Wachstum gilt (in den westlichen Industriegesellschaften) als Voraussetzung für Beschäftigung, Wohlstand und den Erhalt des sozialen Friedens ...

In einer endlichen Welt ist ständiges Wachstum nicht möglich.

Von dieser Illusion müssen wir uns trennen.
Seit Jahren muss das Wachstum durch staatliche und private Schulden gestützt werden. Der Ressourcenverbrauch steigt und mit ihm die Belastung der Umwelt (durch Abfälle unseres Wirt­schaftssystems). Die Belastungen der Lebenschancen kommender Generationen nehmen Dimen­sionen an, die jene zurückliegender Kriege übersteigen.

Eine Politik, welche die Zukunftsfähigkeit des Landes von dauerhaftem Wachstum abhängig macht, kann keine lebenswerte Zukunft bieten.
Eine dramatische Wende ist gefordert – hin zu den Kräften, deren Wachstum weder zeitlichen noch räumlichen Grenzen unterliegt: auf die geistigen, kulturellen, wissenschaftlichen und religi­ösen Kräfte.

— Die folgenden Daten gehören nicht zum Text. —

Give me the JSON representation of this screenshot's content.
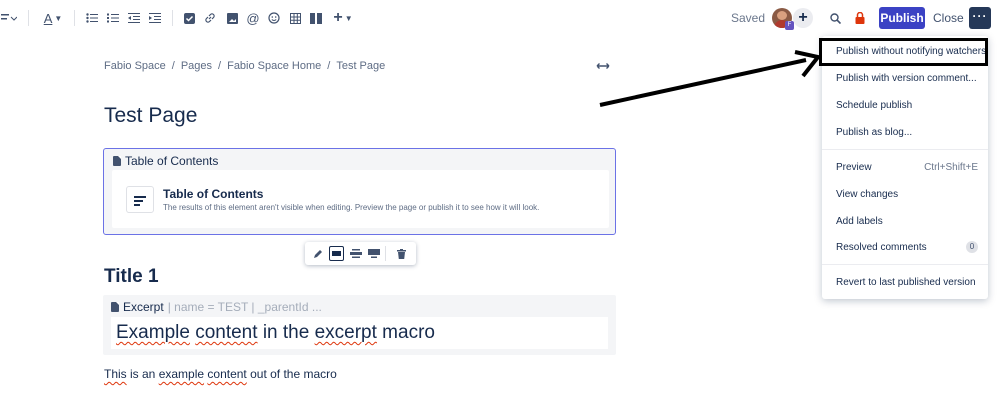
{
  "toolbar": {
    "saved": "Saved",
    "avatar_badge": "F",
    "publish": "Publish",
    "close": "Close",
    "more": "···"
  },
  "breadcrumb": [
    "Fabio Space",
    "Pages",
    "Fabio Space Home",
    "Test Page"
  ],
  "page_title": "Test Page",
  "toc_macro": {
    "label": "Table of Contents",
    "card_title": "Table of Contents",
    "card_desc": "The results of this element aren't visible when editing. Preview the page or publish it to see how it will look."
  },
  "heading1": "Title 1",
  "excerpt_macro": {
    "label": "Excerpt",
    "params": "| name = TEST | _parentId ...",
    "content_words": [
      "Example",
      "content",
      "in the",
      "excerpt",
      "macro"
    ]
  },
  "paragraph": {
    "w1": "This",
    "w2": " is an ",
    "w3": "example",
    "w4": " ",
    "w5": "content",
    "w6": " out of the macro"
  },
  "publish_menu": {
    "items": [
      {
        "label": "Publish without notifying watchers"
      },
      {
        "label": "Publish with version comment..."
      },
      {
        "label": "Schedule publish"
      },
      {
        "label": "Publish as blog..."
      },
      {
        "label": "Preview",
        "shortcut": "Ctrl+Shift+E"
      },
      {
        "label": "View changes"
      },
      {
        "label": "Add labels"
      },
      {
        "label": "Resolved comments",
        "badge": "0"
      },
      {
        "label": "Revert to last published version"
      }
    ]
  },
  "colors": {
    "publish": "#3b42c4",
    "accent_border": "#6b72e6",
    "annotation": "#000000"
  }
}
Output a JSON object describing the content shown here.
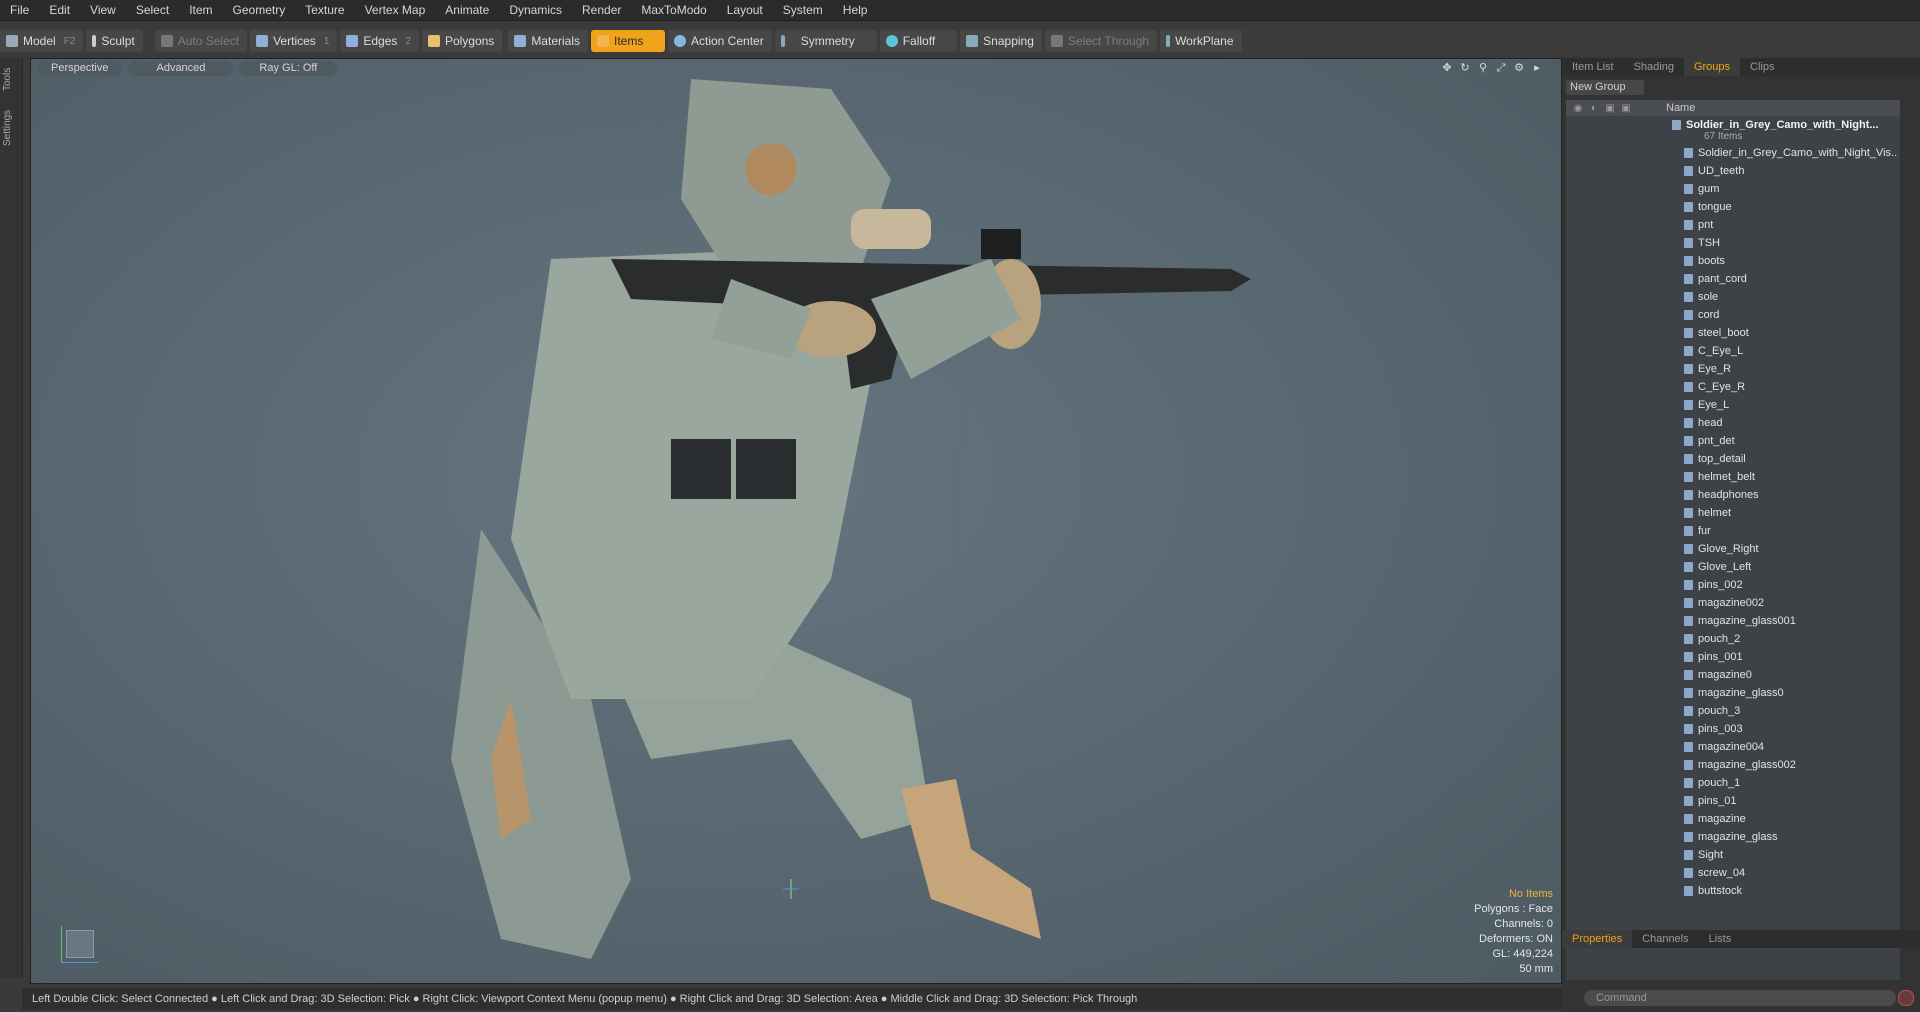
{
  "menu": [
    "File",
    "Edit",
    "View",
    "Select",
    "Item",
    "Geometry",
    "Texture",
    "Vertex Map",
    "Animate",
    "Dynamics",
    "Render",
    "MaxToModo",
    "Layout",
    "System",
    "Help"
  ],
  "toolbar": {
    "model": "Model",
    "model_key": "F2",
    "sculpt": "Sculpt",
    "auto_select": "Auto Select",
    "vertices": "Vertices",
    "vertices_key": "1",
    "edges": "Edges",
    "edges_key": "2",
    "polygons": "Polygons",
    "materials": "Materials",
    "items": "Items",
    "action_center": "Action Center",
    "symmetry": "Symmetry",
    "falloff": "Falloff",
    "snapping": "Snapping",
    "select_through": "Select Through",
    "workplane": "WorkPlane"
  },
  "left_tabs": [
    "Tools",
    "Settings"
  ],
  "viewport": {
    "perspective": "Perspective",
    "advanced": "Advanced",
    "raygl": "Ray GL: Off",
    "hud": {
      "items": "No Items",
      "polygons": "Polygons : Face",
      "channels": "Channels: 0",
      "deformers": "Deformers: ON",
      "gl": "GL: 449,224",
      "lens": "50 mm"
    }
  },
  "status": "Left Double Click: Select Connected ● Left Click and Drag: 3D Selection: Pick ● Right Click: Viewport Context Menu (popup menu) ● Right Click and Drag: 3D Selection: Area ● Middle Click and Drag: 3D Selection: Pick Through",
  "rpanel": {
    "tabs": [
      "Item List",
      "Shading",
      "Groups",
      "Clips"
    ],
    "active_tab": "Groups",
    "new_group": "New Group",
    "name_header": "Name",
    "root": "Soldier_in_Grey_Camo_with_Night...",
    "root_count": "67 Items",
    "items": [
      "Soldier_in_Grey_Camo_with_Night_Vis...",
      "UD_teeth",
      "gum",
      "tongue",
      "pnt",
      "TSH",
      "boots",
      "pant_cord",
      "sole",
      "cord",
      "steel_boot",
      "C_Eye_L",
      "Eye_R",
      "C_Eye_R",
      "Eye_L",
      "head",
      "pnt_det",
      "top_detail",
      "helmet_belt",
      "headphones",
      "helmet",
      "fur",
      "Glove_Right",
      "Glove_Left",
      "pins_002",
      "magazine002",
      "magazine_glass001",
      "pouch_2",
      "pins_001",
      "magazine0",
      "magazine_glass0",
      "pouch_3",
      "pins_003",
      "magazine004",
      "magazine_glass002",
      "pouch_1",
      "pins_01",
      "magazine",
      "magazine_glass",
      "Sight",
      "screw_04",
      "buttstock"
    ],
    "bottom_tabs": [
      "Properties",
      "Channels",
      "Lists"
    ],
    "command": "Command"
  }
}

(Kurt Biedenkopf, Die Zeit 25.11.04 S.8)

 

Wir wissen es eigentlich alle: Unser Leben in dieser Welt hinterlässt tiefe Spuren. Einmal im sozialen Gefüge: wo die einen sich zu viel nehmen von den Schätzen dieser Welt, bleibt für andere nichts übrig, da muss es auch Arme geben. Zum anderen hinterlassen wir tiefe Spuren in der Umwelt (die Schätze der Erde werden geplündert, die Abfallberge wachsen – in einer endlichen Welt ist das nicht unbegrenzt möglich). Das Suchen, immer mehr haben zu wollen, kann zur Sucht werden, und die zerstört die Lebens-Grundlagen, bringt das angestrebte „gute Leben“ in Gefahr.

 

Ein Fünftel der Weltbevölkerung (in den reichen Ländern des Nordens) bean­sprucht vier Fünftel der Schätze die­ser Erde.

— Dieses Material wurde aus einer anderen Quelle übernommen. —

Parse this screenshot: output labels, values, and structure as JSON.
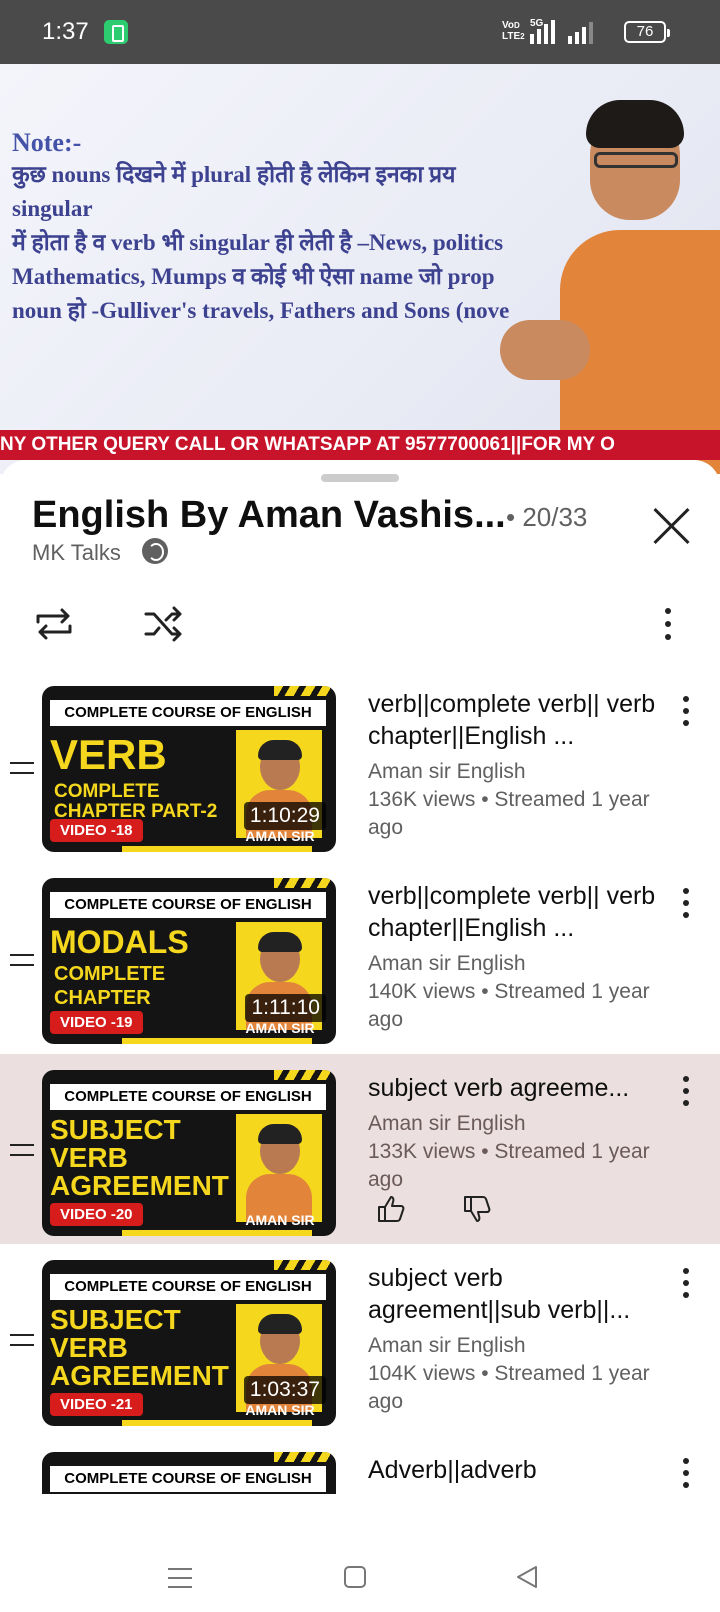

Wenn alle heute lebenden Menschen (6,4 Milliar­den) mit solchen Ansprüchen leben wollten, wä­ren drei zusätzliche Planeten vom TYP ERDE erfor­derlich ...

 

weltbilder_kompDie beiden großen Sozialphilosophien des 20. Jahrhunderts, der demokratische Kapitalismus und der kommunistische Sozialis­mus, hatten grundsätzlich den gleichen Ansatz: Beide Theorien bewerteten Personen materialistisch auf der Basis dessen, was sie produzieren und konsumieren. Und mehr davon zu haben, ver­hieß nach beiden Ansätzen, ein besseres Leben führen zu kön­nen.

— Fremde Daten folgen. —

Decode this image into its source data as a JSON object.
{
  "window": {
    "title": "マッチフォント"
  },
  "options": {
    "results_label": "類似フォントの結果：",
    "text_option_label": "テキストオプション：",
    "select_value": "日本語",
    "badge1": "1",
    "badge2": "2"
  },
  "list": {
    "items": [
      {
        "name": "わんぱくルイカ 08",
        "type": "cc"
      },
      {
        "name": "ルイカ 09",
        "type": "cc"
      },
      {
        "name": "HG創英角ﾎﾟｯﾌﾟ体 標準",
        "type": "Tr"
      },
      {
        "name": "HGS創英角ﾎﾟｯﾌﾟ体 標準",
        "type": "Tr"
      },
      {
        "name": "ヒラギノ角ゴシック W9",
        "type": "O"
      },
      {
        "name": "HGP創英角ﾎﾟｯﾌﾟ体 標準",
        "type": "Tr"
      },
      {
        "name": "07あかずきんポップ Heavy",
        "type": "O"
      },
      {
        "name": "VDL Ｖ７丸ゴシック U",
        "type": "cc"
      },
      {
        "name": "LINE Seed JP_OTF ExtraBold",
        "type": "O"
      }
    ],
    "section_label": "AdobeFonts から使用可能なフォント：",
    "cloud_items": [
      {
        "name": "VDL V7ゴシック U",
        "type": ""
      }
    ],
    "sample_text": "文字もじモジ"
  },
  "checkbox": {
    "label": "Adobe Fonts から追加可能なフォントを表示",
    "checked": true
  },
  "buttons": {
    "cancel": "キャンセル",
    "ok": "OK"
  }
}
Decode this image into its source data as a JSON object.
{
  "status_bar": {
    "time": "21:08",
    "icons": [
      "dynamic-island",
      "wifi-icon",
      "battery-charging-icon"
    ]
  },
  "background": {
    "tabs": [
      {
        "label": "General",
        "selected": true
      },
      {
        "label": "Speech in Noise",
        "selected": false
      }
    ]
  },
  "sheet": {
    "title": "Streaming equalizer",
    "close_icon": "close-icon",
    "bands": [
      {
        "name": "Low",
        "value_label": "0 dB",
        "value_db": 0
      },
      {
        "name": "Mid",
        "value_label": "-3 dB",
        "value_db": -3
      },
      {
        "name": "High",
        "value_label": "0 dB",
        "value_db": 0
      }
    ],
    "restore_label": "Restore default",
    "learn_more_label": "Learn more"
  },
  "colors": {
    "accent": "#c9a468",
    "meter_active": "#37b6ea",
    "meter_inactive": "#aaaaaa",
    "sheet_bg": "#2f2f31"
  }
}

Stellt sich heute neu die System-Frage?
Biedenkopf sagt: Das kapitalistische Wirtschaftsmodell auf Dauer nicht logisch (weil es von den Begrenzungen der Welt absieht), es lebt vom Schuldenmachen (zu Lasten späterer Generationen), es ist unsozial (zumindest ein Teil der Menschen wird zu Verlie­rern) und es ist nicht umweltverträglich (plündert die Ressour­cen).
Aber: Kapitalismus funktioniert nach den klassischen ökonomi­schen Theorien nicht ohne (ständiges) Wachstum ...

 

Karikaturisten zeichnen heute zwiespältige Bilder von unserer Welt – Übertreibung oder nüchterne Bestandsaufnahme?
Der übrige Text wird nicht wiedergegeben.